I believe something like the code below will do the job. I've left the implementation of element --> key as an abstract method. Note the counter being used to assign increasing numbers to elements. Also note that if add(...) is being called by multiple threads, the elements in the FIFO are only loosely ordered. That forces the fancy max(...) and min(...) logic. Its also why the position is approximate. First and last are special cases. First can be indicated clearly. Last is tricky because the current implementation returns a real index.
Since this is an approximate location, I would suggest you consider making the API return a float between 0.0 and 1.0 to indicate relative position in the queue.

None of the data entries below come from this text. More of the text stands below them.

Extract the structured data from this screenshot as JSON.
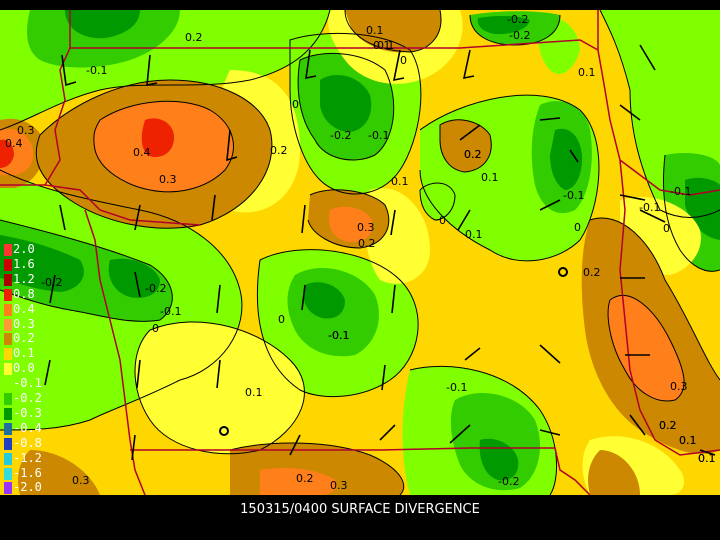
{
  "caption": "150315/0400 SURFACE DIVERGENCE",
  "colors": {
    "bg": "#000000",
    "contour": "#000000",
    "boundary": "#b2002b",
    "fill_green_light": "#7fff00",
    "fill_green_mid": "#33cc00",
    "fill_green_dark": "#009900",
    "fill_yellow": "#ffff33",
    "fill_gold": "#ffd700",
    "fill_brown": "#cc8800",
    "fill_orange": "#ff7f1a",
    "fill_red": "#ee2200"
  },
  "legend": [
    {
      "label": "2.0",
      "color": "#ff3333"
    },
    {
      "label": "1.6",
      "color": "#cc0000"
    },
    {
      "label": "1.2",
      "color": "#aa0000"
    },
    {
      "label": "0.8",
      "color": "#ee2200"
    },
    {
      "label": "0.4",
      "color": "#ff7f1a"
    },
    {
      "label": "0.3",
      "color": "#ff9933"
    },
    {
      "label": "0.2",
      "color": "#cc8800"
    },
    {
      "label": "0.1",
      "color": "#ffd700"
    },
    {
      "label": "0.0",
      "color": "#ffff33"
    },
    {
      "label": "-0.1",
      "color": "#7fff00"
    },
    {
      "label": "-0.2",
      "color": "#33cc00"
    },
    {
      "label": "-0.3",
      "color": "#009900"
    },
    {
      "label": "-0.4",
      "color": "#1f6f9f"
    },
    {
      "label": "-0.8",
      "color": "#1f3fbf"
    },
    {
      "label": "-1.2",
      "color": "#22ccdd"
    },
    {
      "label": "-1.6",
      "color": "#33dddd"
    },
    {
      "label": "-2.0",
      "color": "#9933ff"
    }
  ],
  "contour_labels": [
    "-0.2",
    "0.2",
    "0.1",
    "-0.2",
    "-0.1",
    "0",
    "-0.1",
    "0.1",
    "0.1",
    "0.3",
    "0.4",
    "0.4",
    "0.3",
    "0.2",
    "-0.2",
    "-0.1",
    "0.2",
    "0",
    "0.2",
    "0.1",
    "-0.1",
    "-0.1",
    "0.1",
    "0",
    "0.3",
    "0.2",
    "0.1",
    "0",
    "0",
    "-0.1",
    "0.2",
    "-0.2",
    "-0.2",
    "-0.1",
    "0",
    "0",
    "-0.1",
    "0.1",
    "-0.1",
    "-0.1",
    "-0.2",
    "0.3",
    "0.2",
    "0.1",
    "0.3",
    "0.2",
    "0.3",
    "0.2",
    "0.1",
    "0.1",
    "0.1"
  ]
}
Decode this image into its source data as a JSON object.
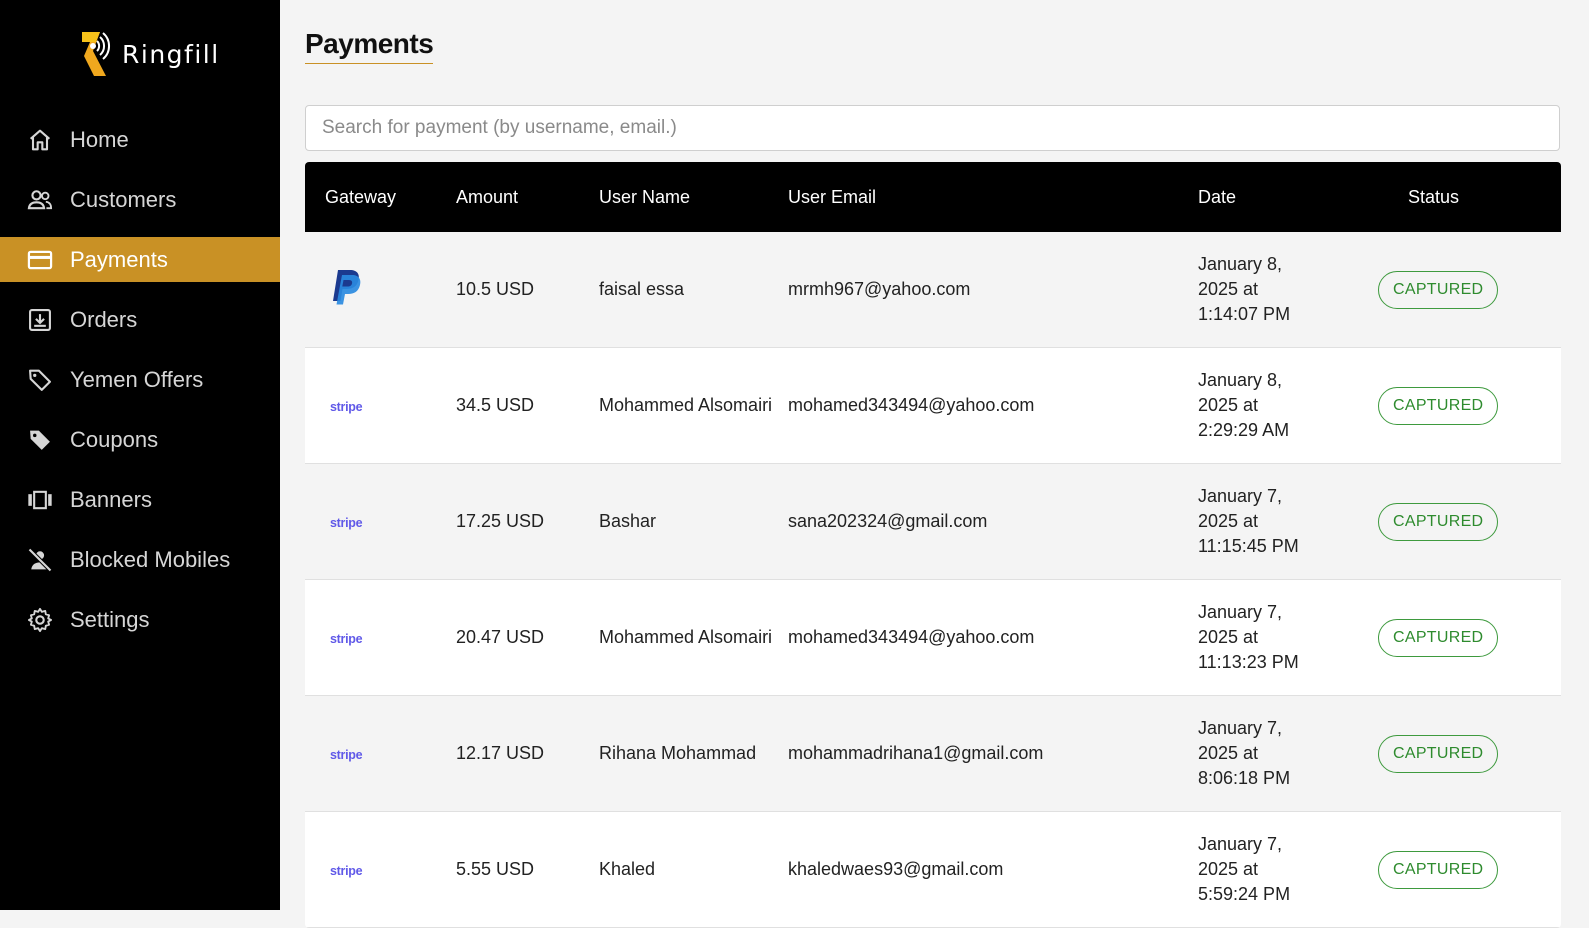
{
  "brand": {
    "name": "Ringfill",
    "accent_color": "#c99125",
    "logo_icon": "ringfill-logo-icon"
  },
  "sidebar": {
    "items": [
      {
        "label": "Home",
        "icon": "home-icon",
        "active": false
      },
      {
        "label": "Customers",
        "icon": "people-icon",
        "active": false
      },
      {
        "label": "Payments",
        "icon": "credit-card-icon",
        "active": true
      },
      {
        "label": "Orders",
        "icon": "download-box-icon",
        "active": false
      },
      {
        "label": "Yemen Offers",
        "icon": "tag-outline-icon",
        "active": false
      },
      {
        "label": "Coupons",
        "icon": "tag-filled-icon",
        "active": false
      },
      {
        "label": "Banners",
        "icon": "carousel-icon",
        "active": false
      },
      {
        "label": "Blocked Mobiles",
        "icon": "person-off-icon",
        "active": false
      },
      {
        "label": "Settings",
        "icon": "gear-icon",
        "active": false
      }
    ]
  },
  "main": {
    "title": "Payments",
    "search": {
      "placeholder": "Search for payment (by username, email.)",
      "value": ""
    },
    "table": {
      "columns": [
        "Gateway",
        "Amount",
        "User Name",
        "User Email",
        "Date",
        "Status"
      ],
      "rows": [
        {
          "gateway": "paypal",
          "amount": "10.5 USD",
          "user_name": "faisal essa",
          "email": "mrmh967@yahoo.com",
          "date": [
            "January 8,",
            "2025 at",
            "1:14:07 PM"
          ],
          "status": "CAPTURED"
        },
        {
          "gateway": "stripe",
          "amount": "34.5 USD",
          "user_name": "Mohammed Alsomairi",
          "email": "mohamed343494@yahoo.com",
          "date": [
            "January 8,",
            "2025 at",
            "2:29:29 AM"
          ],
          "status": "CAPTURED"
        },
        {
          "gateway": "stripe",
          "amount": "17.25 USD",
          "user_name": "Bashar",
          "email": "sana202324@gmail.com",
          "date": [
            "January 7,",
            "2025 at",
            "11:15:45 PM"
          ],
          "status": "CAPTURED"
        },
        {
          "gateway": "stripe",
          "amount": "20.47 USD",
          "user_name": "Mohammed Alsomairi",
          "email": "mohamed343494@yahoo.com",
          "date": [
            "January 7,",
            "2025 at",
            "11:13:23 PM"
          ],
          "status": "CAPTURED"
        },
        {
          "gateway": "stripe",
          "amount": "12.17 USD",
          "user_name": "Rihana Mohammad",
          "email": "mohammadrihana1@gmail.com",
          "date": [
            "January 7,",
            "2025 at",
            "8:06:18 PM"
          ],
          "status": "CAPTURED"
        },
        {
          "gateway": "stripe",
          "amount": "5.55 USD",
          "user_name": "Khaled",
          "email": "khaledwaes93@gmail.com",
          "date": [
            "January 7,",
            "2025 at",
            "5:59:24 PM"
          ],
          "status": "CAPTURED"
        }
      ]
    }
  },
  "gateway_labels": {
    "stripe": "stripe"
  },
  "colors": {
    "sidebar_bg": "#000000",
    "status_green": "#2e8b2e",
    "stripe_purple": "#6059e8",
    "paypal_dark": "#1b3a8f",
    "paypal_light": "#2a8ae0"
  }
}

If your code needs to support removal using some means other than pop(...), you will need to use approximate size, and change the return to ((id - min) / (max - min)) * size, with all the appropriate int / float casting & rounding.
public abstract class ApproximateLocation<K extends Comparable<K>, T> {
protected abstract K orderingKey(T element);
private final ConcurrentMap<K, Wrapper<T>> _map = new ConcurrentSkipListMap<K, Wrapper<T>>();
private final Deque<Wrapper<T>> _fifo = new LinkedBlockingDeque<Wrapper<T>>();
private final AtomicInteger _counter = new AtomicInteger();
public void add(T element) {
K key = orderingKey(element);
Wrapper<T> wrapper = new Wrapper<T>(_counter.getAndIncrement(), element);
_fifo.add(wrapper);
_map.put(key, wrapper);
}
public T pop() {
Wrapper<T> wrapper = _fifo.pop();
_map.remove(orderingKey(wrapper.value));
return wrapper.value;
}
public int approximateLocation(T element) {
Wrapper<T> wrapper = _map.get(orderingKey(element));
Wrapper<T> first = _fifo.peekFirst();
Wrapper<T> last = _fifo.peekLast();
if (wrapper == null || first == null || last == null) {
// element is not in composite structure; fifo has not been written to yet because of concurrency
return -1;
}
int min = Math.min(wrapper.id, Math.min(first.id, last.id));
int max = Math.max(wrapper.id, Math.max(first.id, last.id));
if (wrapper == first || max == min) {
return 0;
}
if (wrapper == last) {
return max - min;
}
return wrapper.id - min;
}
private static class Wrapper<T> {
final int id;
final T value;
Wrapper(int id, T value) {
this.id = id;
this.value = value;
}
}
}
If you can use a ConcurrentNavigableMap, the size of the headMap gives you exactly what you want.